今日は次男と一緒に土手にランニングに行った。昨日に続き15kmのランニングだ。もちろん次男は自転車で並走だ。話しをしながら走るので練習の質は落ちる。しかし時間の使い方としてはそれほど悪くはない。小学2年のころの長男もよく自転車でランニングにつき合ったものだ。そのころ次男はまだ小さかったので、一緒に行きたがっても留守番をさせていた。
「だからやっと一緒に土手に来れたわけだ、嬉しいでしょ」と次男に声をかける。北風に向かって自転車を漕ぎはじめ、すぐにいやになり始めていた。体をぐにゃぐにゃさせ、苦い笑顔で「うー」と言っている。(もともと主張の強い男だが、ロジカルに詰められると弱いところがある)。
たしかに15kmはまだまだ長い。土手に来たと思ったら北風だ。先を思うと嫌になるのも仕方がない。気を紛らわせるために何か話をしながら走ろう。そういえばそろそろ学校で分数を習う。分数でいこう。「今日は全部で15km走るよね。もうすぐ3kmだ。15kmのうち3km走ったことになるよね。こういうのを分数では『15分の3』という言い方をするんだ」。走りながらゆっくり区切りながら説明する。
言っていることは理解できるが、今ひとつピンと来ない顔をしている。もう一度、同じ話をして、「15kmのうち3km走ったことになる。こういうのを分数では何て言うんだろう?」とたずねる。自信なさそうにして、答えない。「『15分の3』というんだよ。15kmのうち3kmだ、分数で何て言う?」再びたずねる。「15分の3」今度は即答だ。
そんなやり取りを1kmごとに繰り返す。「15分の4」「15分の5」「15分の6」と。どうやら分数の考え方は分かったようだ。もう少し内容を深める。「15km走るうちの4kmで15分の4だよね。じゃあ13km走るときの4kmは13分の4になるね」。自転車を立ち漕ぎしながらうんうんと頷いている。「どうだろう。同じ4でも『15分の4』と『13分の4』の4は違う感じがしないかな」。「うん、ちがう」。はっきりした顔で答える。「そうだね。5個しかないお菓子の3つをちょうだいと言われるのと、10個のお菓子の3つをちょうだいと言われるのは違うよね」。
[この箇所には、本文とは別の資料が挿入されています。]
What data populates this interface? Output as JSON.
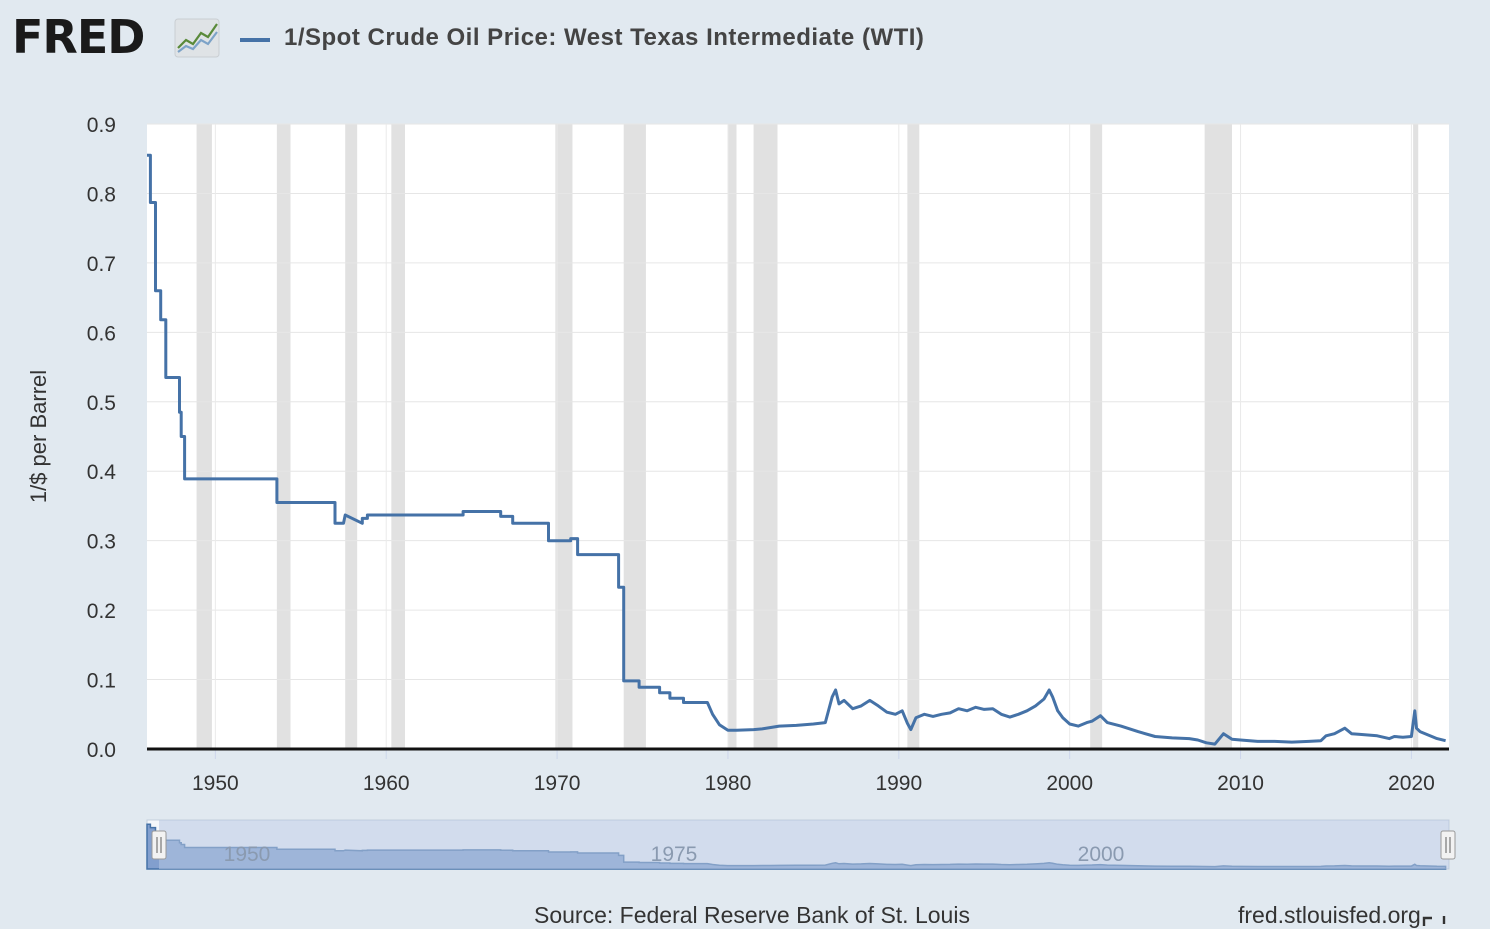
{
  "header": {
    "logo_text": "FRED",
    "series_title": "1/Spot Crude Oil Price: West Texas Intermediate (WTI)"
  },
  "footer": {
    "source": "Source: Federal Reserve Bank of St. Louis",
    "link": "fred.stlouisfed.org"
  },
  "colors": {
    "background": "#e1e9f0",
    "plot": "#ffffff",
    "series": "#4572a7",
    "recession": "#e1e1e1",
    "navigator_mask": "#b6c6e2",
    "navigator_area": "#6d8fc6"
  },
  "navigator": {
    "labels": [
      "1950",
      "1975",
      "2000"
    ]
  },
  "chart_data": {
    "type": "line",
    "title": "1/Spot Crude Oil Price: West Texas Intermediate (WTI)",
    "xlabel": "",
    "ylabel": "1/$ per Barrel",
    "xlim": [
      1946.0,
      2022.2
    ],
    "ylim": [
      0,
      0.9
    ],
    "yticks": [
      0.0,
      0.1,
      0.2,
      0.3,
      0.4,
      0.5,
      0.6,
      0.7,
      0.8,
      0.9
    ],
    "xticks": [
      1950,
      1960,
      1970,
      1980,
      1990,
      2000,
      2010,
      2020
    ],
    "grid": true,
    "legend": "top-left",
    "recessions": [
      [
        1948.9,
        1949.8
      ],
      [
        1953.6,
        1954.4
      ],
      [
        1957.6,
        1958.3
      ],
      [
        1960.3,
        1961.1
      ],
      [
        1969.9,
        1970.9
      ],
      [
        1973.9,
        1975.2
      ],
      [
        1980.0,
        1980.5
      ],
      [
        1981.5,
        1982.9
      ],
      [
        1990.5,
        1991.2
      ],
      [
        2001.2,
        2001.9
      ],
      [
        2007.9,
        2009.5
      ],
      [
        2020.1,
        2020.4
      ]
    ],
    "series": [
      {
        "name": "1/Spot Crude Oil Price: West Texas Intermediate (WTI)",
        "x": [
          1946.0,
          1946.2,
          1946.2,
          1946.5,
          1946.5,
          1946.8,
          1946.8,
          1947.1,
          1947.1,
          1947.4,
          1947.4,
          1947.9,
          1947.9,
          1948.0,
          1948.0,
          1948.2,
          1948.2,
          1953.6,
          1953.6,
          1957.0,
          1957.0,
          1957.5,
          1957.6,
          1958.6,
          1958.6,
          1958.9,
          1958.9,
          1964.5,
          1964.5,
          1966.7,
          1966.7,
          1967.4,
          1967.4,
          1969.5,
          1969.5,
          1970.8,
          1970.8,
          1971.2,
          1971.2,
          1973.6,
          1973.6,
          1973.9,
          1973.9,
          1974.1,
          1974.1,
          1974.8,
          1974.8,
          1976.0,
          1976.0,
          1976.6,
          1976.6,
          1977.4,
          1977.4,
          1978.8,
          1979.1,
          1979.5,
          1980.0,
          1980.5,
          1981.5,
          1982.0,
          1982.5,
          1983.0,
          1984.0,
          1985.0,
          1985.7,
          1986.1,
          1986.3,
          1986.5,
          1986.8,
          1987.3,
          1987.8,
          1988.3,
          1988.8,
          1989.3,
          1989.8,
          1990.2,
          1990.5,
          1990.7,
          1991.0,
          1991.5,
          1992.0,
          1992.5,
          1993.0,
          1993.5,
          1994.0,
          1994.5,
          1995.0,
          1995.5,
          1996.0,
          1996.5,
          1997.0,
          1997.5,
          1998.0,
          1998.5,
          1998.8,
          1999.0,
          1999.3,
          1999.6,
          2000.0,
          2000.5,
          2001.0,
          2001.3,
          2001.8,
          2002.2,
          2003.0,
          2004.0,
          2005.0,
          2006.0,
          2007.0,
          2007.5,
          2008.0,
          2008.5,
          2009.0,
          2009.5,
          2010.0,
          2011.0,
          2012.0,
          2013.0,
          2014.0,
          2014.7,
          2015.0,
          2015.5,
          2016.1,
          2016.5,
          2017.0,
          2018.0,
          2018.7,
          2019.0,
          2019.5,
          2020.0,
          2020.2,
          2020.3,
          2020.5,
          2021.0,
          2021.5,
          2022.0
        ],
        "values": [
          0.855,
          0.855,
          0.787,
          0.787,
          0.66,
          0.66,
          0.618,
          0.618,
          0.535,
          0.535,
          0.535,
          0.535,
          0.485,
          0.485,
          0.45,
          0.45,
          0.389,
          0.389,
          0.355,
          0.355,
          0.325,
          0.325,
          0.337,
          0.325,
          0.332,
          0.332,
          0.337,
          0.337,
          0.342,
          0.342,
          0.335,
          0.335,
          0.325,
          0.325,
          0.3,
          0.3,
          0.303,
          0.303,
          0.28,
          0.28,
          0.233,
          0.233,
          0.098,
          0.098,
          0.098,
          0.098,
          0.089,
          0.089,
          0.081,
          0.081,
          0.073,
          0.073,
          0.067,
          0.067,
          0.05,
          0.035,
          0.027,
          0.027,
          0.028,
          0.029,
          0.031,
          0.033,
          0.034,
          0.036,
          0.038,
          0.075,
          0.085,
          0.065,
          0.07,
          0.058,
          0.062,
          0.07,
          0.062,
          0.053,
          0.05,
          0.055,
          0.037,
          0.028,
          0.045,
          0.05,
          0.047,
          0.05,
          0.052,
          0.058,
          0.055,
          0.06,
          0.057,
          0.058,
          0.05,
          0.046,
          0.05,
          0.055,
          0.062,
          0.072,
          0.085,
          0.075,
          0.055,
          0.045,
          0.036,
          0.033,
          0.038,
          0.04,
          0.048,
          0.038,
          0.033,
          0.025,
          0.018,
          0.016,
          0.015,
          0.013,
          0.009,
          0.007,
          0.022,
          0.014,
          0.013,
          0.011,
          0.011,
          0.01,
          0.011,
          0.012,
          0.019,
          0.022,
          0.03,
          0.022,
          0.021,
          0.019,
          0.015,
          0.018,
          0.017,
          0.018,
          0.055,
          0.03,
          0.025,
          0.02,
          0.015,
          0.012
        ]
      }
    ]
  }
}
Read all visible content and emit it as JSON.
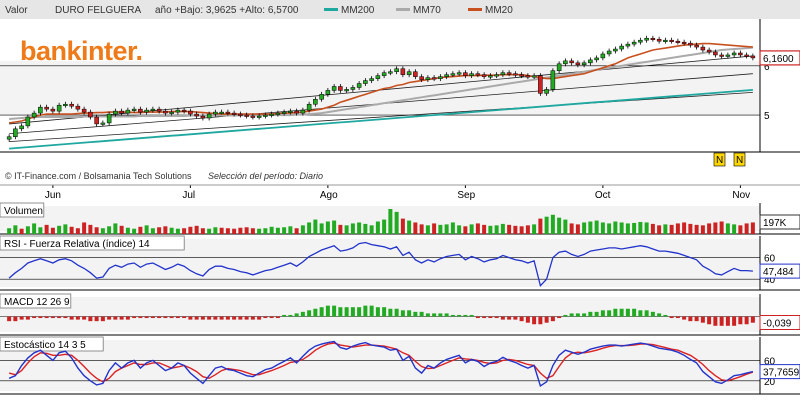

それでも並走することに飽きてくる。折り返しまでもう少しだ。それを意識させようと、「全部で15kmでしょ。半分は何kmだか分かる」とたずねる。「7……、70……、?」。そうか少数を習っていないのか。7と8の間だということは分かっているようなので、「そういうのは『7.5』と言うのだ」と教える。そして全部で15kmで半分が7.5km。半分というのは、1つのものを2つに分けたうちの1つだ。これを「2分の1」と言うのだと教える。
そんな話しをしながら折り返す。折り返すと北風が背中からゆるい追い風になる。日差しが暖かく感じられるようになり、自転車で走るのも楽になる。「15分の8」「15分の9」と進む。疲れてはいるようだが、自転車で土手を走ることを自然なこととして受け入れているようだ。立ち止まって道端のカマキリを茂みに帰したり、川の水の色を観察したり、土手に住む猫の話をしたり、土手にいることを楽しんでいる。
おかげで15km走るのに2時間近くかかった。そういえば長男と土手に来たときもよく寄り道をしていた。自分の練習としては今ひとつかもしれないが、週末の時間の過ごし方としては悪くない。昼ご飯の時には「土手に行ったあとはご飯がおいしい。疲れたけど楽しかった」と、きつかったことはもう遠くになっている。
10年もたち彼が大人になったときに、父親のランニングに付き合って土手を自転車で走ったことがよい思い出として思い出されることを想像すると、少し嬉しくなる。